En effet, les dotations initiales ont de nouveau été insuffisantes pour faire face aux conséquences des aléas climatiques (sécheresse, gel tardif, épisodes de grêle) et financer le fonds national de gestion des risques agricoles (FNGRA). Le coût des indemnisations dues aux exploitants agricoles pour l'année 2022 a, comme en 2021, très largement dépassé les ressources dont dispose le Fond national de gestion des risques en agriculture (FNGRA), contraignant l'État à abonder le fonds en fin d'année à hauteur de 250 millions d'euros (après déjà un abondement supplémentaire en cours de gestion de 480 millions d'euros en 2021 et 150 millions d'euros en 2020).

Les rapporteurs spéciaux considèrent que les aléas climatiques et les maladies animales à répétition sont devenus des caractéristiques pérennes à prendre en compte dans les prévisionnels budgétaires du MASA. Certes, leur nature évoluera, mais leur ampleur est structurellement et volontairement sous-évaluée, ce qui ne peut être accepté de la part de décideurs politiques dont le sens de l'anticipation doit finalement être la principale qualité. Ils plaident pour une réévaluation des programmes 149 et 206 en LFI pour 2024 à hauteur de la moyenne constatée des trois derniers exercices afin de mettre un terme à ce qu'il convient de qualifier de « Yo-Yo budgétaire ».

Dans la même optique, ils sont particulièrement attentifs à la mise en oeuvre de la réforme introduite par la loi n° 2022-298 du 2 mars 2022 d'orientation relative à une meilleure diffusion de l'assurance récolte en agriculture et portant réforme des outils de gestion des risques climatiques en agriculture, et aux crédits qui y seront consacrés en 2024.

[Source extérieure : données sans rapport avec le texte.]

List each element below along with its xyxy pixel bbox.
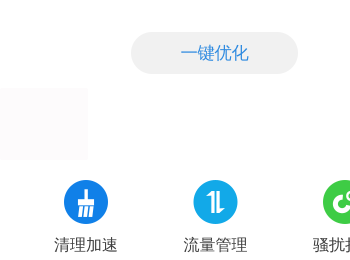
staticText: 骚扰拦截 [313,235,350,255]
button[interactable]: 一键优化 [131,32,298,74]
staticText: 流量管理 [184,235,248,255]
staticText: 一键优化 [180,42,248,64]
button[interactable]: 流量管理 [166,180,266,255]
staticText: 清理加速 [54,235,118,255]
button[interactable]: 骚扰拦截 [295,180,350,255]
button[interactable]: 清理加速 [36,180,136,255]
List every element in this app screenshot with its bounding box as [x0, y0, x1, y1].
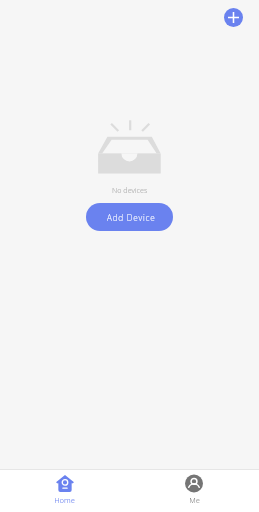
button[interactable]: Add device	[224, 8, 243, 27]
staticText: Home	[54, 495, 75, 505]
button[interactable]: Home	[0, 470, 129, 512]
staticText: Add Device	[107, 212, 156, 223]
staticText: No devices	[112, 185, 148, 195]
button[interactable]: Me	[129, 470, 259, 512]
staticText: Me	[189, 495, 200, 505]
button[interactable]: Add Device	[86, 203, 173, 231]
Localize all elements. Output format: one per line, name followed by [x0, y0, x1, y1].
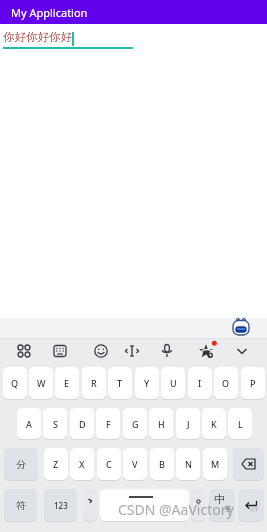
staticText: 英: [225, 505, 232, 513]
staticText: My Application: [11, 5, 88, 20]
button[interactable]: [52, 343, 68, 359]
staticText: V: [132, 458, 138, 470]
button[interactable]: U: [161, 367, 185, 399]
staticText: G: [132, 418, 139, 430]
button[interactable]: H: [149, 408, 173, 439]
staticText: C: [106, 458, 112, 470]
button[interactable]: [159, 343, 175, 359]
staticText: 分: [16, 458, 26, 471]
button[interactable]: X: [70, 448, 94, 480]
button[interactable]: 123: [44, 489, 77, 521]
button[interactable]: F: [96, 408, 120, 439]
staticText: P: [250, 377, 256, 389]
button[interactable]: P: [241, 367, 265, 399]
button[interactable]: O: [214, 367, 238, 399]
button[interactable]: L: [228, 408, 252, 439]
staticText: S: [53, 418, 58, 430]
staticText: M: [211, 458, 220, 470]
button[interactable]: W: [29, 367, 53, 399]
button[interactable]: J: [176, 408, 200, 439]
staticText: A: [26, 418, 32, 430]
button[interactable]: 中: [209, 489, 235, 521]
button[interactable]: S: [43, 408, 67, 439]
staticText: F: [106, 418, 111, 430]
staticText: I: [198, 377, 202, 389]
button[interactable]: Z: [44, 448, 68, 480]
button[interactable]: N: [176, 448, 200, 480]
staticText: U: [170, 377, 177, 389]
button[interactable]: V: [123, 448, 147, 480]
button[interactable]: [234, 344, 250, 358]
button[interactable]: A: [17, 408, 41, 439]
button[interactable]: [238, 489, 264, 521]
button[interactable]: [100, 489, 189, 521]
staticText: J: [187, 418, 190, 430]
button[interactable]: [197, 339, 217, 359]
button[interactable]: [93, 343, 109, 359]
staticText: 符: [16, 499, 26, 512]
button[interactable]: I: [188, 367, 212, 399]
staticText: R: [91, 377, 97, 389]
staticText: B: [159, 458, 165, 470]
button[interactable]: [0, 28, 134, 52]
staticText: CSDN @AaVictory: [118, 500, 234, 519]
button[interactable]: 分: [4, 448, 38, 480]
staticText: X: [79, 458, 85, 470]
button[interactable]: My Application: [0, 0, 267, 24]
button[interactable]: Q: [3, 367, 27, 399]
button[interactable]: T: [108, 367, 132, 399]
button[interactable]: [231, 317, 251, 336]
button[interactable]: [191, 489, 205, 521]
staticText: H: [158, 418, 165, 430]
button[interactable]: [16, 343, 32, 359]
button[interactable]: M: [203, 448, 227, 480]
staticText: Y: [144, 377, 150, 389]
staticText: N: [185, 458, 192, 470]
staticText: W: [37, 377, 46, 389]
button[interactable]: D: [70, 408, 94, 439]
staticText: 你好你好你好: [3, 30, 72, 44]
button[interactable]: G: [123, 408, 147, 439]
button[interactable]: C: [97, 448, 121, 480]
staticText: D: [79, 418, 86, 430]
button[interactable]: [233, 448, 264, 480]
staticText: E: [64, 377, 70, 389]
staticText: 知乎: [249, 506, 259, 512]
button[interactable]: [83, 489, 97, 521]
staticText: Z: [53, 458, 59, 470]
staticText: T: [117, 377, 123, 389]
button[interactable]: [124, 343, 140, 359]
button[interactable]: E: [55, 367, 79, 399]
staticText: K: [211, 418, 217, 430]
staticText: O: [222, 377, 230, 389]
button[interactable]: 符: [4, 489, 37, 521]
staticText: 123: [54, 500, 68, 511]
button[interactable]: K: [202, 408, 226, 439]
staticText: L: [238, 418, 243, 430]
staticText: Q: [11, 377, 19, 389]
button[interactable]: R: [82, 367, 106, 399]
button[interactable]: B: [150, 448, 174, 480]
staticText: 中: [214, 492, 225, 506]
button[interactable]: Y: [135, 367, 159, 399]
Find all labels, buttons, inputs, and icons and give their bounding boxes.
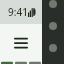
button[interactable]: Stats [14,62,28,64]
staticText: 9:41 [8,5,28,19]
button[interactable]: You [28,62,42,64]
button[interactable]: Side panel [42,0,64,64]
button[interactable]: Home [0,62,14,64]
button[interactable]: Menu [8,30,34,56]
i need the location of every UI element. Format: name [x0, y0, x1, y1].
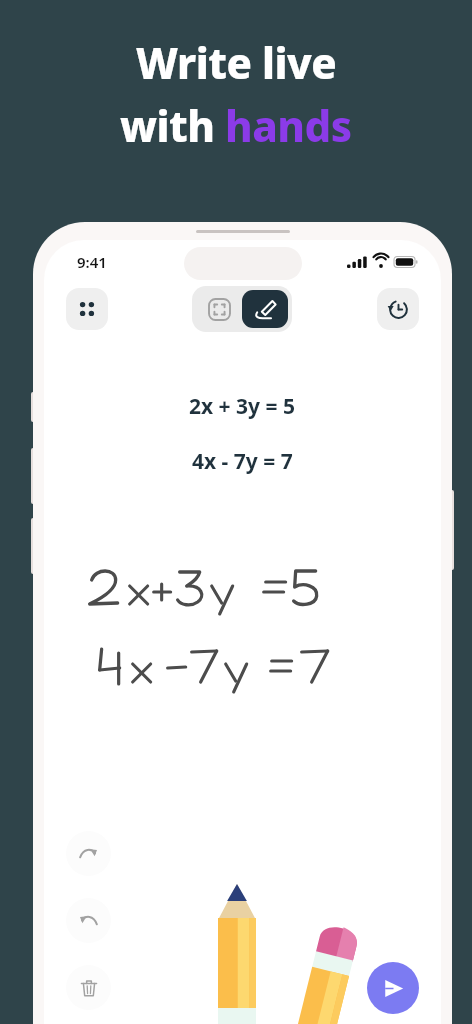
staticText: hands — [225, 97, 352, 154]
button[interactable]: Write — [242, 290, 288, 328]
button[interactable]: Scan — [196, 290, 242, 328]
button[interactable]: Undo — [66, 898, 111, 943]
staticText: Write live — [136, 34, 337, 91]
button[interactable]: Delete — [66, 965, 111, 1010]
button[interactable]: Send — [367, 962, 419, 1014]
button[interactable]: Apps — [66, 288, 108, 330]
staticText: 9:41 — [77, 252, 107, 272]
staticText: with — [120, 97, 225, 154]
button[interactable]: Redo — [66, 831, 111, 876]
button[interactable]: History — [377, 288, 419, 330]
staticText: 2x + 3y = 5 — [189, 392, 296, 421]
staticText: 4x - 7y = 7 — [192, 447, 293, 476]
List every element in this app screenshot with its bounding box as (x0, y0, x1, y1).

2. Une exécution budgétaire marquée par les crises à répétition qu'il faut apprendre à intégrer dans le prévisionnel budgétaire

Les exploitants agricoles viennent de connaître deux années particulièrement difficiles en raison des crises à répétition. Les rapporteurs spéciaux ne mésestiment pas la difficulté à anticiper la fréquence et l'ampleur des conséquences budgétaires de ces crises. Toutefois, ils ont le sentiment que les évaluations budgétaires initiales du ministère sont sous-dimensionnées au regard d'un contexte objectivement amené à se durcir.

L'année 2021 avait en effet déjà été marquée par la multiplication de crises aux lourdes conséquences pour le secteur agricole : outre la pandémie de Covid-19, les agriculteurs ont été frappés par l'influenza aviaire, la jaunisse de la betterave et plusieurs épisodes climatiques dont le plus marquant fut sans doute le gel d'avril 2021.

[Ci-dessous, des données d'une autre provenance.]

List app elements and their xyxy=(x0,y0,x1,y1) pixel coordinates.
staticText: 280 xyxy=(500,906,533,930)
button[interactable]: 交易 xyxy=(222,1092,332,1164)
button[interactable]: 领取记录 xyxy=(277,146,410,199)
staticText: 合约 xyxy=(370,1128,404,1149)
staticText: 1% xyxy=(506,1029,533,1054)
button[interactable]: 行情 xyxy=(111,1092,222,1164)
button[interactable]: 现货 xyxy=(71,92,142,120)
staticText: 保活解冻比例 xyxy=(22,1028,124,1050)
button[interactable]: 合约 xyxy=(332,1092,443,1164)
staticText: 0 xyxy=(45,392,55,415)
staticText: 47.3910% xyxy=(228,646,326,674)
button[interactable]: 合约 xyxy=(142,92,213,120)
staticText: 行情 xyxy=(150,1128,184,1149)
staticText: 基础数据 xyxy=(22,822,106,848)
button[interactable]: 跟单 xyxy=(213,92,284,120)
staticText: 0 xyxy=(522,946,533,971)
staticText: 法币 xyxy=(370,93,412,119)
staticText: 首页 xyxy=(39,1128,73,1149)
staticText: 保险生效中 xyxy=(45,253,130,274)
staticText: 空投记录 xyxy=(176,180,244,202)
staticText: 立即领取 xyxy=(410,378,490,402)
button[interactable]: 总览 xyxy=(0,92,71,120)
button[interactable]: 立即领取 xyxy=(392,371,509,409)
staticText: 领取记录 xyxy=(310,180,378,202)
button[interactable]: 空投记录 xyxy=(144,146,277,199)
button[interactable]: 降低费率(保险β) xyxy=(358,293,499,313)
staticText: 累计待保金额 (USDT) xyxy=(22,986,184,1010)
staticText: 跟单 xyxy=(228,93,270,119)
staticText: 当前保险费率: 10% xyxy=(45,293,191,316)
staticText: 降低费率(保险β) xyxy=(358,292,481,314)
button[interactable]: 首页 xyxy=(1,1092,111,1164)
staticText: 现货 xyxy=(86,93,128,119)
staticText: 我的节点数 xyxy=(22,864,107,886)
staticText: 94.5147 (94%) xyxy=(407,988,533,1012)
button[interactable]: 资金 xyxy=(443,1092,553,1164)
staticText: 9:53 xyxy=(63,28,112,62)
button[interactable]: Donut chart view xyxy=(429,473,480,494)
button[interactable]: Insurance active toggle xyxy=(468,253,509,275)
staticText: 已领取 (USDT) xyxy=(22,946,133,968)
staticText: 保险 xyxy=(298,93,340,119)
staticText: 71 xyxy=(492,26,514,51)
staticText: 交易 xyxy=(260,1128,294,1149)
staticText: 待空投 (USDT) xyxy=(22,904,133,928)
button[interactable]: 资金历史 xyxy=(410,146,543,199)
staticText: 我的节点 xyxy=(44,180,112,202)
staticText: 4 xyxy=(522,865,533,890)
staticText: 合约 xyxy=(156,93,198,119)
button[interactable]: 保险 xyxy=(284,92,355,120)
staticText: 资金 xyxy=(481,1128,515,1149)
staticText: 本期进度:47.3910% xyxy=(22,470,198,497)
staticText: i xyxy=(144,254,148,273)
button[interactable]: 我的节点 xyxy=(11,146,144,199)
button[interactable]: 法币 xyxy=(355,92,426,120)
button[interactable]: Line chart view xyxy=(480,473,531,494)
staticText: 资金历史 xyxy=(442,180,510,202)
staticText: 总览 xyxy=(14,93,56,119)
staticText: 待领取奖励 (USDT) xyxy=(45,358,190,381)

L'année 2022 a malheureusement été caractérisée par l'intensification de cette tendance. L'épidémie d'influenza aviaire a redoublé d'intensité, provoquant un véritable effondrement de la filière « volailles », l'attaque russe en Ukraine à partir de février 2022 a déséquilibré plusieurs cours mondiaux se répercutant in fine sur les agriculteurs français (cours du blé, de l'énergie, hausse coût des exportations, etc.) et enfin les aléas climatiques se sont multipliés : incendies et sécheresse et épisodes multiples de grêle et de gel qui ont été jusqu'à déstabiliser certains des secteurs les plus solides comme la viticulture.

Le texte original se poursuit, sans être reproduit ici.